Unprecedented: State Defence Firm To Sue Just Retired Indian Army Chief

This has never happened before. Nothing even close. The Chairman of Indian state-owned defence contractor BEML said today that he planned to sue General Vijay Kumar Singh, who retired as Chief of Army Staff yesterday, for defamation. The Indian Army is BEML's single biggest customer. The provocation, strangely belated, appears to be the official Army statement and on-camera comments, first on a potential Tatra truck scam, and now a potential scam in the procurement of WZT-3 armoured recovery vehicles from Poland's Bumar, via partner BEML. General Singh has scoffed at the demand for an apology and threat to sue.

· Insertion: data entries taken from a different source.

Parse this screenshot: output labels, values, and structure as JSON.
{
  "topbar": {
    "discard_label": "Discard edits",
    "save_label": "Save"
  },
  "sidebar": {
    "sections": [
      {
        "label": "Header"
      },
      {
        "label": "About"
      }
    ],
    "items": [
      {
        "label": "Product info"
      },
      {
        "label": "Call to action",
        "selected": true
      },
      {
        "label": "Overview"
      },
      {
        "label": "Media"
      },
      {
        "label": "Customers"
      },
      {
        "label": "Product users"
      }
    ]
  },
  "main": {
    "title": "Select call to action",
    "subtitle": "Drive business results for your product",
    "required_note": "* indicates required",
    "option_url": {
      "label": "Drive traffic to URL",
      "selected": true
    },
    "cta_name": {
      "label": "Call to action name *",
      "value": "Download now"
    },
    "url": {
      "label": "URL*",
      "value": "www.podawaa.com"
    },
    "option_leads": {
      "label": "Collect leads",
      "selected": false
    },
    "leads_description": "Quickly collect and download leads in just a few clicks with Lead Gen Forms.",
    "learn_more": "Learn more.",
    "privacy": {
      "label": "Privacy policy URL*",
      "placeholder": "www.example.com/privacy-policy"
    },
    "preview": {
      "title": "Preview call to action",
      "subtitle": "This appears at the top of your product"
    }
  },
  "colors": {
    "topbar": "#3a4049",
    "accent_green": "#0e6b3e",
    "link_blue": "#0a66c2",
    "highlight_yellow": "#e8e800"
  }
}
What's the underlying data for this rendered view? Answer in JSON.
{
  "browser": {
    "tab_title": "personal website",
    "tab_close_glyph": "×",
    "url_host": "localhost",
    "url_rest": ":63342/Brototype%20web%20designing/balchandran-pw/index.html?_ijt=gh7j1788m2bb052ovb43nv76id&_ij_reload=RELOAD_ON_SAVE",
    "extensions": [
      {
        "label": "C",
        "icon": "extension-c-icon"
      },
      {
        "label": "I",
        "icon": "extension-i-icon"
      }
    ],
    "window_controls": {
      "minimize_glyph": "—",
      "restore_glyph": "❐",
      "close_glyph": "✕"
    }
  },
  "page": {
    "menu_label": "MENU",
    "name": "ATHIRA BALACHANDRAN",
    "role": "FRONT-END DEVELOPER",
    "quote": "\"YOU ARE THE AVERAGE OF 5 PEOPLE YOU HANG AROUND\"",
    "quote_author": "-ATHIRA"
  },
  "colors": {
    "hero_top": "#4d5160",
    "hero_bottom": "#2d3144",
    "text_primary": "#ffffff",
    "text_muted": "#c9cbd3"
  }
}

The uneasy relations between public sector defence firm management and the armed forces is not new (most notably apparent in IAF-HAL relations), but never before have things precipitated to such a level -- past Chief have usually sniped at their suppliers through testimony in Parliament or to the National Auditor. Never before has an armed forces chief come out in the open to question both the quality of a product supplied by a state-owned company, and, more importantly, question the manner in which they were supplied. What I find interesting is that the BEML chairman chose to wait until the Army chief had retired before actually holding his press conference and announcing his plans to sue.

While the Tatra and ARV procurements will be investigated, it is certainly true that there is little accountability in the foreign partnerships and tendering norms at state-owned defence firms.